Ceci est une lettre aux responsables politiques et syndicaux face au problème de la démographie médicale des médecins de famille
Récent retraité après 36 ans d’exercice de la médecine générale, je voudrais d’abord saluer le mouvement de colère des médecins de Roanne, qui exprime parfaitement la situation catastrophique dans laquelle se trouve la médecine libérale, la médecine générale en particulier, médecine du premier recours et qui se meurt depuis 25 ans. Nous ne manquons pas, globalement, de médecins en France, mais de moins en moins font le choix d’une prise en charge directe des malades.
Installé en 1979, dans les Yvelines, les jeunes médecins se précipitaient dès qu’un ancien prenait sa retraite, pour reprendre sa clientèle, et s’assurer d’un exercice gratifiant, que nous avions choisi, avec des revenus en rapport avec notre qualification et nos responsabilités. Les médecins libéraux, souvent médecins de famille, bénéficiaient d’une autorité et d’un prestige qui renforçaient leur motivation, et qui n’existent plus aujourd’hui.
Pour des raisons budgétaires, avec un financement de la Sécurité sociale qui n’est plus adapté aux progrès de la médecine et à l’allongement de l’espérance de vie, les pouvoirs publics ont transféré cette autorité si importante vers l’assurance-maladie, encore appelée le financeur des soins, au détriment du médecin soignant, et après trente ans de cette évolution, nous arrivons au tiers payant généralisé mais les patients ne trouvent plus de médecins pour les soigner et ceux qui résistent sont débordés, souvent seniors et sans successeurs quand ils partent en retraite.
La convention médicale a suivi le même chemin.
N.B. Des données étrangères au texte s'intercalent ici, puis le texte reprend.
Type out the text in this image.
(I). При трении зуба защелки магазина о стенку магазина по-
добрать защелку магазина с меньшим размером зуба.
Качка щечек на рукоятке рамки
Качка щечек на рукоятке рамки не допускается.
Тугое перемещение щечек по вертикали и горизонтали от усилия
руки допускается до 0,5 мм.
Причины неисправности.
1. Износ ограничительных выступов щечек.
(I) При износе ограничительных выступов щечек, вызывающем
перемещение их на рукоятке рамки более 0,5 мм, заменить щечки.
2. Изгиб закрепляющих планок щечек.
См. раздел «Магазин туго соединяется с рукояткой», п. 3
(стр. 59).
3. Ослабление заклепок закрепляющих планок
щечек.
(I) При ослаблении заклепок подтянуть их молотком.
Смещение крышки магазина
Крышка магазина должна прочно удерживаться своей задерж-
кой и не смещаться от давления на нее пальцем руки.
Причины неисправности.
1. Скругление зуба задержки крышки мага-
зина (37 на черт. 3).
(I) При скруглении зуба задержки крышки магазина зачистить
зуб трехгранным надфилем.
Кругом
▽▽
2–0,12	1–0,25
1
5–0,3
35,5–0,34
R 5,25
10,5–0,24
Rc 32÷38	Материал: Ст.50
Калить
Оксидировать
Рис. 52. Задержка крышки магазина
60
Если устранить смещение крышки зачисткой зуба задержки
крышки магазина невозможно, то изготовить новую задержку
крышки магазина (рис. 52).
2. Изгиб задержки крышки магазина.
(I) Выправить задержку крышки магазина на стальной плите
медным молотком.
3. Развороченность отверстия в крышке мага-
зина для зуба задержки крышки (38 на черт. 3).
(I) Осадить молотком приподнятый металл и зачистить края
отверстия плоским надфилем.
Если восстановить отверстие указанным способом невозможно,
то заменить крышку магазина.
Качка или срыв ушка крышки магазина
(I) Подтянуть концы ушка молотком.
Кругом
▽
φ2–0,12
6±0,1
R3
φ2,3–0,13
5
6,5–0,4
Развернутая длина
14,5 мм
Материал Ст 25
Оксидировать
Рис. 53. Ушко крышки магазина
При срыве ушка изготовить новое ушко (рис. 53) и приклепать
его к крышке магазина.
Dans les années 70 et 80, nous avions un avenant tarifaire annuel, des déductions fiscales forfaitaires, qui ne sont plus revalorisées. Les majorations de nuit ou de dimanche, appliquées lors de la permanence des soins, n’ont pas évolué depuis le passage à l’euro en 2002.
La réforme du parcours de soins en 2004 est une catastrophe pour les généralistes, auxquels il incombe maintenant de remplir des certificats qui se sont multipliés, paperasse qui rebute les étudiants stagiaires de choisir cette spécialité, à laquelle d’ailleurs on refuse un tarif de consultation égal à celui des autres spécialistes !!!
Ne parlons pas enfin des génériques, qui parasitent nos consultations, font parfois l’objet de sanctions financières, alors qu’il suffirait de rembourser les molécules au prix du générique le moins cher, le patient qui le refuserait, payant la différence au pharmacien !!!
Quelles solutions pour en sortir ?
Redonner vie à une convention médicale rénovée, attractive, qui rende au médecin toute son autorité face à l’Assurance-maladie ; nous devons être des partenaires et non sous tutelle.
Revoir le statut fiscal et social des médecins libéraux, avec des tarifs qui nous permettent d’avoir du personnel dans le cadre d’un exercice regroupé en maisons de santé, sans devoir toujours faire appel à de l’argent public, gage d’indépendance.
Mettre en place d’autres formes d’exercice pour permettre une évolution de carrière avec un vrai salariat qui n’existe que très peu actuellement dans la médecine de soins directs.
Beaucoup de médecins formés occupent actuellement des postes de prévention ou à caractère social qui ne devraient être accessibles qu’après un certain temps d’exercice dans la prise en charge de malades, qui est notre première mission.
Revoir enfin l’organisation et la régulation de la permanence de soins, qui n’est plus qu’un palliatif à la pénurie de médecins, pour des consultations sans caractère d’urgence et souvent en tiers payant.
Voici donc l’avis d’un médecin au début de sa retraite, et qui fait le point sur l’évolution d’une profession qu’il a été fier d’exercer, et à laquelle il donne encore de son temps au travers de sa participation à la permanence des soins sur le Montargois, et dont l’évolution mérite sans doute beaucoup mieux que ce que nous proposent les pouvoirs publics.